Many of his peers are looking at the long term. New York Jets guard Brandon Moore called it a good day for the players, but recognized "there's still some legal wrangling that needs to go on."
"This has been frustrating," Moore said. "You're working out on your own, trying to set up drills, trying to find a field somewhere, trying to find a time to get together. I mean, we're professional athletes here. We shouldn't be going through this. On the same token, these were the only cards we were left with."
It's a high-stakes poker game as the owners and players wrangle over more than $9 billion in revenues. Seth Borden, a labor law expert at McKenna, Long and Aldridge in New York, emphasized that Nelson stuck strictly to one topic in a multifaceted dispute.
"The judge was very clear that the ultimate resolution of the players' claims against the league is not dealt with in this," Borden said. "Only one issue she has addressed here: whether or not the effort of the owners to disallow the players from playing at this time potentially violates the antitrust laws."

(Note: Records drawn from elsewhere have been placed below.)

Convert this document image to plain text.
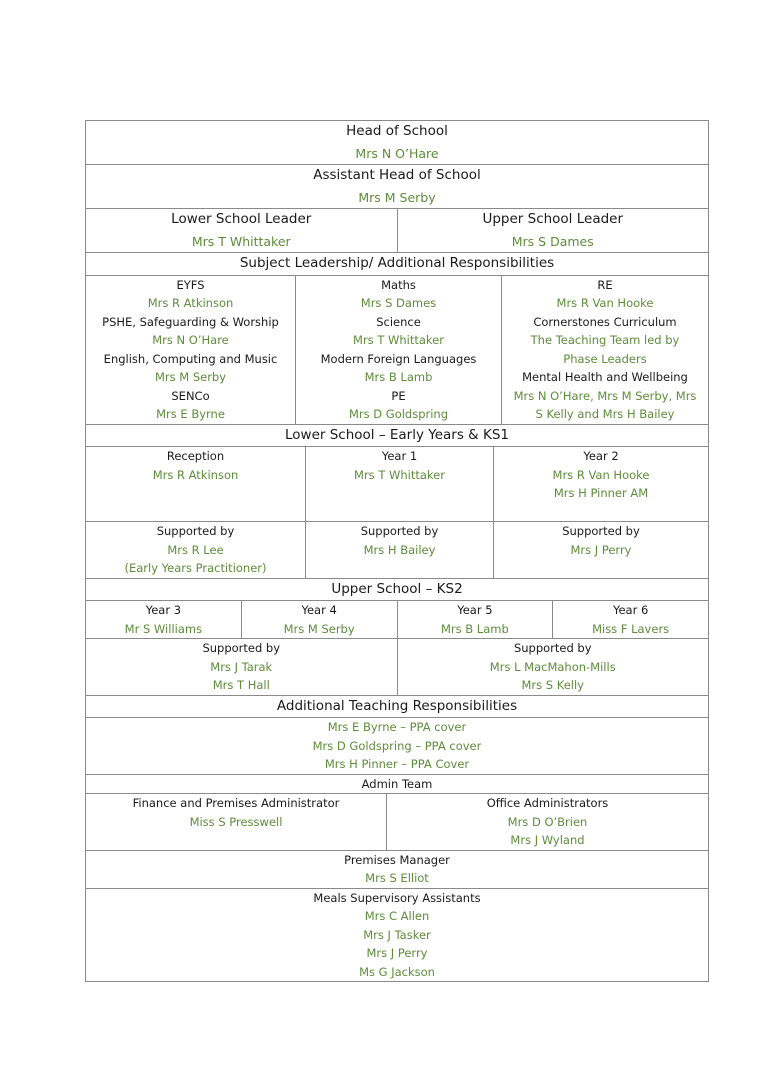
Head of School
Mrs N O’Hare
Assistant Head of School
Mrs M Serby
Lower School Leader
Mrs T Whittaker
Upper School Leader
Mrs S Dames
Subject Leadership/ Additional Responsibilities
EYFS
Mrs R Atkinson
PSHE, Safeguarding & Worship
Mrs N O’Hare
English, Computing and Music
Mrs M Serby
SENCo
Mrs E Byrne
Maths
Mrs S Dames
Science
Mrs T Whittaker
Modern Foreign Languages
Mrs B Lamb
PE
Mrs D Goldspring
RE
Mrs R Van Hooke
Cornerstones Curriculum
The Teaching Team led by
Phase Leaders
Mental Health and Wellbeing
Mrs N O’Hare, Mrs M Serby, Mrs
S Kelly and Mrs H Bailey
Lower School – Early Years & KS1
Reception
Mrs R Atkinson
Year 1
Mrs T Whittaker
Year 2
Mrs R Van Hooke
Mrs H Pinner AM
Supported by
Mrs R Lee
(Early Years Practitioner)
Supported by
Mrs H Bailey
Supported by
Mrs J Perry
Upper School – KS2
Year 3
Mr S Williams
Year 4
Mrs M Serby
Year 5
Mrs B Lamb
Year 6
Miss F Lavers
Supported by
Mrs J Tarak
Mrs T Hall
Supported by
Mrs L MacMahon-Mills
Mrs S Kelly
Additional Teaching Responsibilities
Mrs E Byrne – PPA cover
Mrs D Goldspring – PPA cover
Mrs H Pinner – PPA Cover
Admin Team
Finance and Premises Administrator
Miss S Presswell
Office Administrators
Mrs D O’Brien
Mrs J Wyland
Premises Manager
Mrs S Elliot
Meals Supervisory Assistants
Mrs C Allen
Mrs J Tasker
Mrs J Perry
Ms G Jackson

"It certainly tilts some leverage back toward the players. The major piece of leverage the owners were employing throughout this dispute was the ability to disallow the players from playing. ... For the time being, this judge has said they cannot do so."
So what will the players do, at least until a stay is granted — if it is granted?
"If they are in town," agent Joe Linta said, "I would tell them to show up at 8 a.m. with a cup of coffee and their lunch box."